Esteri
Uk, Liz Truss subito fuori. Per la successione rispunta Bojo
Di Giampiero Cinelli
Solo quarantacinque giorni. La permanenza di Liz Truss a Downing Street. Dieci anni e trecentoventi giorni in meno rispetto alla donna a cui si ispirava, Margareth Tatcher. La premier uscente ha annunciato ieri le sue dimissioni e ora resterà in carica il tempo necessario affinché la maggioranza Tory trovi un altro volto spendibile alla guida dello Uk. Tra i principali inneschi della sua dipartita, la mini-crisi economica scatenata dai mercati, in seguito all’annuncio di una riforma fiscale a debito, mirante a ridurre il carico di tasse sui più ricchi. Una mossa che gli investitori hanno ritenuto errata in questo periodo incerto e di inflazione, determinando una significativa svalutazione della sterlina.
Più che l’avvicendamento in sé, stupisce che sia l’ennesimo. E la repentinità della tempesta che ha fatto capitolare Truss fa riflettere anche sulla capacità del partito conservatore di dare stabilità al Paese.
“Britaly”
Si sprecano in queste ore i paragoni con la travagliata Italia. Accostata ora a Londra per avere una sgangherata situazione economica che influenza il corso degli esecutivi. Vero, ma vero in parte. Sia l’Italia che il Regno Unito nel 2022 sono attese crescere tra il 3,1 e il 3,4%. Tuttavia il Regno Unito, nel 2021, dopo la maggiore ondata del Covid è cresciuto del 7,4%, il risultato migliore dal dopo-guerra e il più alto del G7 nel periodo, Roma dal canto suo registrò un 6,6%. Sempre nel 2021 la sterlina aveva goduto di un forte rialzo. Però hanno molto risentito dei disagi dovuti all’assestamento post lockdown, che in Inghilterra è stato acuito dai postumi della Brexit, con la questione degli accordi commerciali con l’Irlanda del Nord e i problemi di scorte nei supermercati. Questioni non ancora metabolizzate del tutto. La nazione guidata fino a poco fa da Draghi invece non si può dire fosse ancora ondivaga dal punto di vista della collocazione nello scacchiere. Ora legata pure più saldamente dal vincolo del Pnrr.
Le correnti
Al netto di un’analisi macroeconomica della situazione oltre La Manica, certamente importante, ma che tuttavia contempla una delle maggiori potenze mondiali, la cui moneta ha già recuperato ieri l’1% sul dollaro dopo l’uscita della Truss, il sospetto sia che il fattore più disgregante sia una faida nel partito conservatore che non accenna a scemare. E i motivi, possono essere riconducibili alla disomogeneità di posizioni sulla Brexit che il partito ha comunque dovuto portate avanti alla luce del referendum, oltre a una certa tensione data dal nuovo scenario di politica estera. Forse per questo Boris Johnson è stato portato a lasciare, festini a parte (lui che è dato come papabile per riprendersi il premierato), dal momento che la classe dirigente britannica, storicamente più esposta e nevrile nelle questioni geopolitiche a differenza dell’Italia, non vede significativi risvolti nell’appoggio all’Ucraina. Insomma due fattori di disequilibrio e di scontro, in un soggetto politico centrale in cui non si trova una dialettica.
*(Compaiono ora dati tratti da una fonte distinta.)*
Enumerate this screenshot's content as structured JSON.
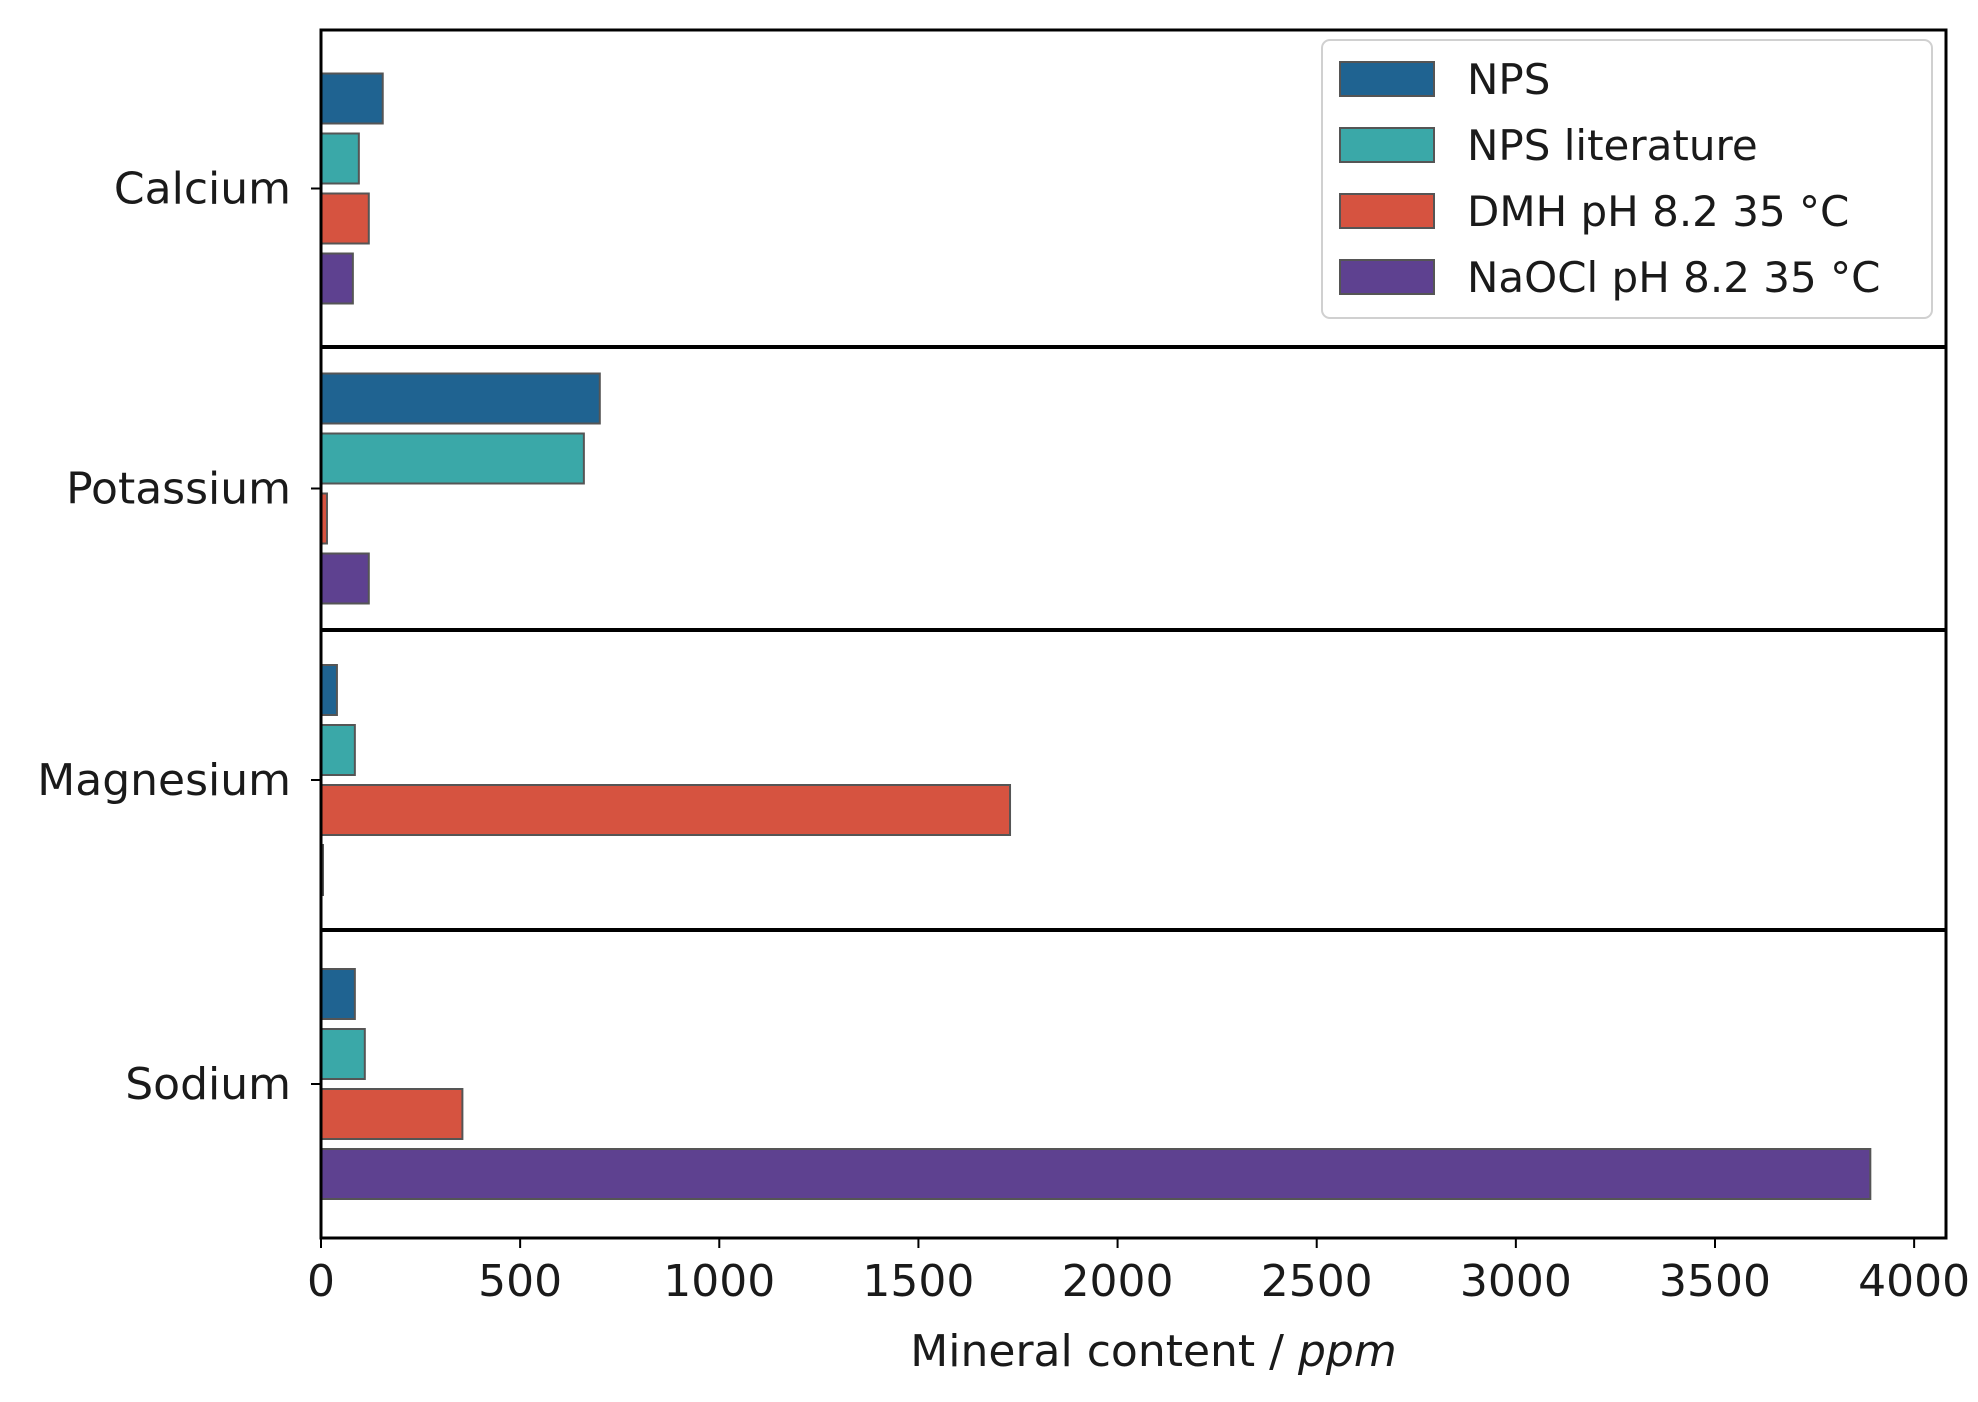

Per questo ora i laburisti pretendono che si rivada a elezioni, intenti a voltare pagina nella fase che è iniziata con David Cameron, passando per May, fino a Truss. Ma tutti gli indizi ci dicono che il nuovo leader spetterà ancora ai conservatori. Oltre a Bojo, i candidati che circolano sono l’ex cancelliere Rishi Sunak, così come quello di Kemi Badenoch, segretario al commercio internazionale. Oltre a Penny Mordaunt e Grant Shapps.